Miranda, I am curious have you used software for managing state? Or maybe just white board without software representations?

My understanding that Kanban requires stories of equal size (and work on optimizing the speed with which they can be processed). Any challenges with dividing work into similarly sized stories?

by Miranda Robinson-Perez in June 30th, 2011 at 5:20 pm    

Thanks Victor! Right now we’ve been using both. Half of our team is remote so the catalog app in Rally has been great but we also have a cork board on the wall for the onsite team as a visual reminder of what we’re working on.
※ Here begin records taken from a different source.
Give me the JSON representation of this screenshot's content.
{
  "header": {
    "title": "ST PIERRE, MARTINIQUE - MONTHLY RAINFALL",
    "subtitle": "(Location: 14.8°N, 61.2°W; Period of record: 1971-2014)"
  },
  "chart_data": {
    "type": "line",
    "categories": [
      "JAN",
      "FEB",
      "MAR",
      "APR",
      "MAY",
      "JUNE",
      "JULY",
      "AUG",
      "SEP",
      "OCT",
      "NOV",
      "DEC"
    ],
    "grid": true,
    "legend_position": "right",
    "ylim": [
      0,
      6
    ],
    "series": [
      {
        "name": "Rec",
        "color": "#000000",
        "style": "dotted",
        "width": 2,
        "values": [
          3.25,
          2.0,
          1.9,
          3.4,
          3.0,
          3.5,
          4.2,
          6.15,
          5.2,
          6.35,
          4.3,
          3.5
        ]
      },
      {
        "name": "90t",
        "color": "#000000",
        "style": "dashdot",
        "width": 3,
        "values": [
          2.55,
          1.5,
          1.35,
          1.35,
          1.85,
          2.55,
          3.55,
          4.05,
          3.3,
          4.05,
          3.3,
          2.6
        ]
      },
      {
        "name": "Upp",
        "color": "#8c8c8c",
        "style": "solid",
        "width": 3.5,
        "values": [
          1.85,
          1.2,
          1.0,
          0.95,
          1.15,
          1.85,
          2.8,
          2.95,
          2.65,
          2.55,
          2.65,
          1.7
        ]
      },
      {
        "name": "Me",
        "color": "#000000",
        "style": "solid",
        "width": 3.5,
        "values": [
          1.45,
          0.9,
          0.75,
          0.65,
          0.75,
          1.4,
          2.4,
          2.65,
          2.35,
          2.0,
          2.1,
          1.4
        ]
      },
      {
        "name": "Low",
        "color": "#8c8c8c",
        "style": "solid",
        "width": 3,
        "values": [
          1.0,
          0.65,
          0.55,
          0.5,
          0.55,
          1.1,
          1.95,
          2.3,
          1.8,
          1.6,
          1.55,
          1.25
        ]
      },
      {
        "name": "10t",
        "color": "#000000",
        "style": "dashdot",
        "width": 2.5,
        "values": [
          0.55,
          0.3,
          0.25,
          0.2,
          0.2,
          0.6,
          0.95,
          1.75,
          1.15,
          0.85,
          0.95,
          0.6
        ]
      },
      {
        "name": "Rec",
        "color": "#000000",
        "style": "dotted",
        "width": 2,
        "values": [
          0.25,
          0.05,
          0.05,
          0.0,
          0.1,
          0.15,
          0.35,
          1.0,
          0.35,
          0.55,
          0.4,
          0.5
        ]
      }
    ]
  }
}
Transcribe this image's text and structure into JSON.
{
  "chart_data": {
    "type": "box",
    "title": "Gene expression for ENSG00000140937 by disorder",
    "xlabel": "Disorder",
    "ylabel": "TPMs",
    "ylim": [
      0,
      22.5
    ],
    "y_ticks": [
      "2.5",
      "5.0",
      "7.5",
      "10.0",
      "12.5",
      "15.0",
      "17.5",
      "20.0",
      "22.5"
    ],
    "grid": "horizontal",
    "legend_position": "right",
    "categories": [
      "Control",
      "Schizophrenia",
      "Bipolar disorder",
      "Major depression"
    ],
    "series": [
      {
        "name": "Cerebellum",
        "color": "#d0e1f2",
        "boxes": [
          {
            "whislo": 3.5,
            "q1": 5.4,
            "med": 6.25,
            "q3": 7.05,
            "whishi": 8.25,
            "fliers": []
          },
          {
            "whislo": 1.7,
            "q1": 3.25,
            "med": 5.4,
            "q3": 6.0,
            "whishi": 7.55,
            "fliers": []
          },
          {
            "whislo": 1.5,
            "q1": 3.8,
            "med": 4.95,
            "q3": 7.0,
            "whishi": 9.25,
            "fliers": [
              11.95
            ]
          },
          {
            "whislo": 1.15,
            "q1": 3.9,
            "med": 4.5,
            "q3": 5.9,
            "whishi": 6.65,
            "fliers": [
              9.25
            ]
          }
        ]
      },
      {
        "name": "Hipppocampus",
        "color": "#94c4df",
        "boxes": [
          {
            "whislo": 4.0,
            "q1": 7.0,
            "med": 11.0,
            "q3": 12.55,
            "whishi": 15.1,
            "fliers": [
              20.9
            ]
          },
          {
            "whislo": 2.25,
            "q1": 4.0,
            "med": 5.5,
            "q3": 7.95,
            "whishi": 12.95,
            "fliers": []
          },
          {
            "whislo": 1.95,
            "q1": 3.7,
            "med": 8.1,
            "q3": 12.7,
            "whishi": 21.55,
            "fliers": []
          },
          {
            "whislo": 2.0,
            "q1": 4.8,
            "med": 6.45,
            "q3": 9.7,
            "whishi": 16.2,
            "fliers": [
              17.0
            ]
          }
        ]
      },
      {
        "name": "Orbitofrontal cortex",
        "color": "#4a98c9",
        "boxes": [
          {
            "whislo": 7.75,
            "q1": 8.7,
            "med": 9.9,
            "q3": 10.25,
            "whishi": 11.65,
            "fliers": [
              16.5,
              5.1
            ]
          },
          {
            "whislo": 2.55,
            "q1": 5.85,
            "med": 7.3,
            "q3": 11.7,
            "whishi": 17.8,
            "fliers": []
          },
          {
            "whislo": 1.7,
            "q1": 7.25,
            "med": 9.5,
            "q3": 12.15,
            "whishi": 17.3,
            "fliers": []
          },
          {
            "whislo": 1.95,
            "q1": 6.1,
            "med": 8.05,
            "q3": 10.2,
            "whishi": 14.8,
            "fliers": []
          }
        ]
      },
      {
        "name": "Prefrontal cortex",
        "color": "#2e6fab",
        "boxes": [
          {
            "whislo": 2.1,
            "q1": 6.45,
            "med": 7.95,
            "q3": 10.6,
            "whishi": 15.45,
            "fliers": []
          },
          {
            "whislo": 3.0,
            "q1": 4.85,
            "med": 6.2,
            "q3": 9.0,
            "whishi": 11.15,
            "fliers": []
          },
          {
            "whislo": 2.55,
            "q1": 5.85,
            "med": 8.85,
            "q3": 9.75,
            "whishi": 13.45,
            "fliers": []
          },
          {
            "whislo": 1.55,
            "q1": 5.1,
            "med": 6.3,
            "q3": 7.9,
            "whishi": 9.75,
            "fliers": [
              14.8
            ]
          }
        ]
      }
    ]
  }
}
Yes, the ideal is to have stories be relatively the same size to keep work flowing smoothly across the board. We’ve not been focusing too heavily on this yet but Kanban does expose when we have a story that’s substantially larger than the others. It lingers on the board for so much longer that it becomes a conversation point. When we see a story’s larger than the others we try breaking it down in our kick offs or, once it’s in progress, doing incremental releases but it’s definitely a part of the process that we’ve not yet fine tuned.

by phildixon in July 5th, 2011 at 2:15 pm    

Miranda – Great article on the practical aspects of transitioning to Kanban. Please keep posting updates on your progress and lessons learned!